I know Petsmart sells those reptile lids with the metal mesh and Ebay has "Tough-Top" screen covers too. Are those any good for mantids or is the cloth-like veil stuff better? I have a ton of veil and a glue gun, I guess I could make one, but what would use as a frame? Is there such a thing as buying those types of frames from hardware stores?


----------



## Malnra (Apr 23, 2008)

Trademark said:


> I know Petsmart sells those reptile lids with the metal mesh and Ebay has "Tough-Top" screen covers too. Are those any good for mantids or is the cloth-like veil stuff better? I have a ton of veil and a glue gun, I guess I could make one, but what would use as a frame? Is there such a thing as buying those types of frames from hardware stores?

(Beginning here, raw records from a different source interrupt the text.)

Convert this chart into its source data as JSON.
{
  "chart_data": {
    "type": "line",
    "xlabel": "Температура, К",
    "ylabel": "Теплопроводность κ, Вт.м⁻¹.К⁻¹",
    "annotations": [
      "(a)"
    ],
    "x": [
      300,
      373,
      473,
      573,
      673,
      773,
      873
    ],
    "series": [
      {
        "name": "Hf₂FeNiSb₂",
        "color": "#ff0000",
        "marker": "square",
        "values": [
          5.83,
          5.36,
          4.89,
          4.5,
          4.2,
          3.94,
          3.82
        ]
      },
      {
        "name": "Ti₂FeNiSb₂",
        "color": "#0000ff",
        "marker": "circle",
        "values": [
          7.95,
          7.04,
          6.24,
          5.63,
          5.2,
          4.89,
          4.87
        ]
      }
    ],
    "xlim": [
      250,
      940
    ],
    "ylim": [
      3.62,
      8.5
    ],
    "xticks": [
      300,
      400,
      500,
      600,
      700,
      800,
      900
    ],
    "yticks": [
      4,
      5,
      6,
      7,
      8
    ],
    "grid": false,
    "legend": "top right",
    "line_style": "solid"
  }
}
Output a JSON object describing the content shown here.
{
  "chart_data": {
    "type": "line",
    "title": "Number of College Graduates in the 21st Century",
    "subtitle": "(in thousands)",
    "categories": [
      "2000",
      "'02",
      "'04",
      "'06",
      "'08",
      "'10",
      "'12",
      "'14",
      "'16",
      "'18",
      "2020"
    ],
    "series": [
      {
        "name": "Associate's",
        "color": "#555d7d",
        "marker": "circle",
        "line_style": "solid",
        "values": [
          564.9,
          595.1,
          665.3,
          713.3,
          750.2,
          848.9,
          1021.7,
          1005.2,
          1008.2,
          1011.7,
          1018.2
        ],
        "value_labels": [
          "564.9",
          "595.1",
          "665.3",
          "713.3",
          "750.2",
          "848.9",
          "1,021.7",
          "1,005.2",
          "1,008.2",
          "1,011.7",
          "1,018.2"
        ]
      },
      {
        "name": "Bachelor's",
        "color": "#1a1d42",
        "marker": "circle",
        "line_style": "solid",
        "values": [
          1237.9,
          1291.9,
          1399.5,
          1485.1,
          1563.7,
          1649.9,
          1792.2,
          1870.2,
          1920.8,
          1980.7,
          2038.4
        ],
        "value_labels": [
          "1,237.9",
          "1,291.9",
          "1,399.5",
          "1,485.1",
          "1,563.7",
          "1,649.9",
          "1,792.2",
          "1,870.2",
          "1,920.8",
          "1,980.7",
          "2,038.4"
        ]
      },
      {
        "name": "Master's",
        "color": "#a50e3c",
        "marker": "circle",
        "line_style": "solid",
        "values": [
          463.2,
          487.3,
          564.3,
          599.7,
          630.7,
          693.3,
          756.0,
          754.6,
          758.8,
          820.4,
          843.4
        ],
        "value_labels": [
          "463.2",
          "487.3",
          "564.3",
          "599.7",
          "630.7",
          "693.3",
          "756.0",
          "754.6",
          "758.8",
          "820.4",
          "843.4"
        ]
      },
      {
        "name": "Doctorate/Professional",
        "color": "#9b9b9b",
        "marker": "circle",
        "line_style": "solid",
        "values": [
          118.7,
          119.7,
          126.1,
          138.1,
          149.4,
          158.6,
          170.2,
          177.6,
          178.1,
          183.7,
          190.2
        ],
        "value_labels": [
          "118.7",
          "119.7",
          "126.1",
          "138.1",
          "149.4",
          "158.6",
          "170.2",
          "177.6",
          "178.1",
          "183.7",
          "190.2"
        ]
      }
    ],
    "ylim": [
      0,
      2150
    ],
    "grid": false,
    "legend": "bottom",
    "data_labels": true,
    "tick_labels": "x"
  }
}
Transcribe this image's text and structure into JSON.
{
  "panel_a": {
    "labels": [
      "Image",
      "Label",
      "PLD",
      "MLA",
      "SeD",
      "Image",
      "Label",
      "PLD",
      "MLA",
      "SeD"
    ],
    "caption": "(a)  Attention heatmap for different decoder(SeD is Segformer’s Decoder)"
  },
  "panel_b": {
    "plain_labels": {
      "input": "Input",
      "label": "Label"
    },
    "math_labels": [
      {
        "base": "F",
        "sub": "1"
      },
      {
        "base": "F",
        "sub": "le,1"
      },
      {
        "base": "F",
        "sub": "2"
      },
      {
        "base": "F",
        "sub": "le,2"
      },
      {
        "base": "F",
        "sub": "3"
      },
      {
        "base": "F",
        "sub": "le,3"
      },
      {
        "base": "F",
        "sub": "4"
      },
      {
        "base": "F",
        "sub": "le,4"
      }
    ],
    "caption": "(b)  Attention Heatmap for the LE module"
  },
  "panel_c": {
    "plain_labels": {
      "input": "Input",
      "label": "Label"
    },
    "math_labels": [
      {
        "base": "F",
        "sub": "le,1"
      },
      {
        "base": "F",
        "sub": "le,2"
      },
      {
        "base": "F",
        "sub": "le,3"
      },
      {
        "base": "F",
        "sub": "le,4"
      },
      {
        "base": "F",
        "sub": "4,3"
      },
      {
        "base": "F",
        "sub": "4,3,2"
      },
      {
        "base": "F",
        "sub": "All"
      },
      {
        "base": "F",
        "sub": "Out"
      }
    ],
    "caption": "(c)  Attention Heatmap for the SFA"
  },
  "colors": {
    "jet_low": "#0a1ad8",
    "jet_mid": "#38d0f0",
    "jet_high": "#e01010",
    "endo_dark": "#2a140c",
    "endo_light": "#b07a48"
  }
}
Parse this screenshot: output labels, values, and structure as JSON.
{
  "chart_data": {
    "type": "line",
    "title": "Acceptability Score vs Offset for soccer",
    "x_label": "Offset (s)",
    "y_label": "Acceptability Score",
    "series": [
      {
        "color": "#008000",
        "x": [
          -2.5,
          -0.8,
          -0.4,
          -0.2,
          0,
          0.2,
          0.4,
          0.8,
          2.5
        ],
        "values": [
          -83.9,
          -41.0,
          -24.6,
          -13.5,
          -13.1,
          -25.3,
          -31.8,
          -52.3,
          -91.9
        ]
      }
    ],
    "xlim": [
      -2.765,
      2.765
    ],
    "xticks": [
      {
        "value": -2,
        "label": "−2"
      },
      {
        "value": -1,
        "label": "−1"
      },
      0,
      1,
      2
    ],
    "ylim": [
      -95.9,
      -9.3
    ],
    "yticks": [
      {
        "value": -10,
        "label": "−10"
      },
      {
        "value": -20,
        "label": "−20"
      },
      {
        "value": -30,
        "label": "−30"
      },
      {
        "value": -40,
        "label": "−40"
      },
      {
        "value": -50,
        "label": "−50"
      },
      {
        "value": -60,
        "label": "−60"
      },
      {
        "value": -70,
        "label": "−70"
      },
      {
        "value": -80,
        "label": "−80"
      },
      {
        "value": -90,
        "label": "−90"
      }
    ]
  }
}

should work fine if it is not too much money to spend and will fit well ... that is my thought anyway


----------



## Trademark (Apr 23, 2008)

Geoff_K said:


> should work fine if it is not too much money to spend and will fit well ... that is my thought anyway


Oh, ok thank you. So I can use metal screens, awesome. Yeah I'm gonna try to not spend more than twenty bucks. Therefore, eBay wins over Petsmart in that department. Whew.


----------



## OGIGA (Apr 24, 2008)

I think the ones sold are too expensive. They cost more than the tank sometimes! Well, the ones I've used are the ones I've made. The frame was made from cardboard and tape. You can get creative though. I was initially planning to use wood, but cardboard was more abundant.


----------



## Rick (Apr 24, 2008)

I put mesh over it and put a screen lid over top to hold it down. I don't use the mesh unless the tank holds nymphs which require fruit flies.


----------



## pedro92 (Apr 24, 2008)

I actuall just made this and was going to start a thread for it but here are the pics. I have 4 L5 ghosts in it now. I used the screen lid and hot glued and insect cloth or really fine mesh underneath it just in case. It allows same amount of light through.


----------